Before storing, blobs are first chunked, then the chunks encrypted, and finally organized in a Merkle tree.
Data chunks are leaves of the tree, while non-leaf nodes contain pointers to nodes one level down, with their Chunk ID and content decryption keys.
A Chunk ID is the content hash of a chunk, while the Blob ID is the Chunk ID of the root of the Merkle tree.
Chunk encryption is done using convergent encryption with a convergence secret in addition to the plaintext content hash as encryption key.
In combination with the chunking mechanism, it enables deduplicated encrypted storage.
Since convergent encryption uses the hash of the content as encryption key, without an additional secret it is vulnerable to confirmation attacks, i.e. anyone who knows the plaintext may confirm that a node stores a given piece of data.
Hence it’s important to share the covergence secret only within the appropriate scope, e.g. globally for public data, or per domain, topic, or even per blob when no deduplication is needed.
The Blob ID allows traversing the Merkle tree nodes that can be used to verify that the blob is stored correctly, but does not allow decryption of content.
This verification capability enables verifying that storage nodes keep their commitments.
The storage verification protocol may use random sampling and hash-based challenge-response verification for efficiency.
Storage Commitments
A Storage Commitment allows a node to commit to storing the referenced blob for a certain amount of time. It contains:
- Blob ID that is stored.
- Node ID that stores the blob.
- Expiration, either:
- Absolute time until the blob is stored.
- Epoch number in a given pub/sub topic, until which the blob is stored.
- Request restrictions: additional requirements for nodes who request the blob, such as:
- Membership of a given domain
- Signature by private key corresponding to the Node ID.
Storage commitments are typically sent to pub/sub topics, and may also be stored in the Name System, which allows assigning mutable named references to a commitment, and thus to the blob it references.

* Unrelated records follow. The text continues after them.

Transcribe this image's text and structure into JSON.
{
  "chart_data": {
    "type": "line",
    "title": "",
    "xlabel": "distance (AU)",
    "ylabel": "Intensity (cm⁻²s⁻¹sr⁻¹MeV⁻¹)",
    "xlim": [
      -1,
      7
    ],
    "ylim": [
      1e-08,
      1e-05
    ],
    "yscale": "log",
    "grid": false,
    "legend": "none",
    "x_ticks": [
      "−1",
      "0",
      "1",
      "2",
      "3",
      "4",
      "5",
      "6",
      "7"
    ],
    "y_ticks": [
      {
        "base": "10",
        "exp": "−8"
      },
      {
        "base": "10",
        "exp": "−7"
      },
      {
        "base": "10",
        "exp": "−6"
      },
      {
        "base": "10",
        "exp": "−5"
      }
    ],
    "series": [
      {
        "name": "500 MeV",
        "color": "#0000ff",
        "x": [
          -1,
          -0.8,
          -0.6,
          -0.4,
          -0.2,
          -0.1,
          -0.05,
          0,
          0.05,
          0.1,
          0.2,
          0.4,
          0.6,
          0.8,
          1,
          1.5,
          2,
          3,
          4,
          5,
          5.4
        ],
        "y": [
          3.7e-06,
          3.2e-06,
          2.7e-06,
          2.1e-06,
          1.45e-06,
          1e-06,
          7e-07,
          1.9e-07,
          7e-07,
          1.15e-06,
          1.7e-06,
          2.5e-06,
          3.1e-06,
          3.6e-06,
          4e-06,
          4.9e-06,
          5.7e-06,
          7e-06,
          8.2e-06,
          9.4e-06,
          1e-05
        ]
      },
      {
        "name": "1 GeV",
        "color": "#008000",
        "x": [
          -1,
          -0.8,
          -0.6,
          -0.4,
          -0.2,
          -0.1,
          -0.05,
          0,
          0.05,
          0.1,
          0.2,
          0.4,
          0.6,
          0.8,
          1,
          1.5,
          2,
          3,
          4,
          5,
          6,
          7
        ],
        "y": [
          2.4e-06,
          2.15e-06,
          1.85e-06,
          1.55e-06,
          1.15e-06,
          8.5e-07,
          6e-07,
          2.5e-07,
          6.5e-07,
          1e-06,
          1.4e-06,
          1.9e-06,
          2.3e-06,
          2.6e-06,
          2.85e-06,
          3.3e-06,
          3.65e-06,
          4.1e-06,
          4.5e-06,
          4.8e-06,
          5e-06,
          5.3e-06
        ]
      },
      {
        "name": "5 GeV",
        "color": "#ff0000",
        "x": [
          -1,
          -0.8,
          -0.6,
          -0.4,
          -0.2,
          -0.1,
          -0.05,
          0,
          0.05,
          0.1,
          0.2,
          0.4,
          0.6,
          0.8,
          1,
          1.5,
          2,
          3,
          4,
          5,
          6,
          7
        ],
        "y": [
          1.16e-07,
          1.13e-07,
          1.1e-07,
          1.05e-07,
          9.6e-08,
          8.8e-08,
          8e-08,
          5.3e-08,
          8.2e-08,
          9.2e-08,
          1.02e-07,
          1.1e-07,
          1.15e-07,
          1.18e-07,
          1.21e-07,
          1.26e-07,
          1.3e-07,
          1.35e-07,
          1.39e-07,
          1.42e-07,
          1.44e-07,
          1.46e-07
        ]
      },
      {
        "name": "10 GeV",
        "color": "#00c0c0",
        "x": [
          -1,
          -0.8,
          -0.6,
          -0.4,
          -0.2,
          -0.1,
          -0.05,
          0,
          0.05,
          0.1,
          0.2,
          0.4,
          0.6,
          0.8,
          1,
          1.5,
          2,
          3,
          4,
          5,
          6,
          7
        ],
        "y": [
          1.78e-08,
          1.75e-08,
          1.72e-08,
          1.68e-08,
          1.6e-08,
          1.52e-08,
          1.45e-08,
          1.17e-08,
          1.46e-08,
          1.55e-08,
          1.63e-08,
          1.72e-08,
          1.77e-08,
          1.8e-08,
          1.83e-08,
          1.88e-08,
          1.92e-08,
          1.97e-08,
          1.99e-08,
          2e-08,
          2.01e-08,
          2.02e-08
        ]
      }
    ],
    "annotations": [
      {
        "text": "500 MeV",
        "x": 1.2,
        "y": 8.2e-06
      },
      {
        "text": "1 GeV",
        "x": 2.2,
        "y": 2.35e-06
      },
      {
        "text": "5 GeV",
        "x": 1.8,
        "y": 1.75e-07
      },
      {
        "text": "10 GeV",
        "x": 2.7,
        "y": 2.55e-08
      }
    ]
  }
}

Each node stores storage commitments it knows about,
along with the source it arrived from,
e.g. the pub/sub topic ID or the zone and label in the name system,
which may be used to look for other commitments after the commitment expired.
Lookups & requests
Lookup
When looking up a blob, a node first checks whether it already has a local copy.
If not, it consults its local index of storage commitments, and performs remote lookup.
To do so, the node sends a blob request to nodes for which a valid storage commitment is known locally.
If none returns a result, the node may try to send requests to nodes with expired commitments, in case they still store the blob or know where they are stored.
Finally, the node may try to find additional storage commitments from the sources the already known commitments arrived, or where they can be presumably found, by synchronizng pub/sub topic messages and performing name system lookups.
Request handling
When a node receives a blob request, it may answer either
with the content of the blob, if available locally and the node wishes to provide this service, or with storage commitments for the requested blob, if known.
Read permissions specified in the storage commitment
may restrict to whom a blob may be served
by setting additional requirements for the requestor,
such as membership of a given domain.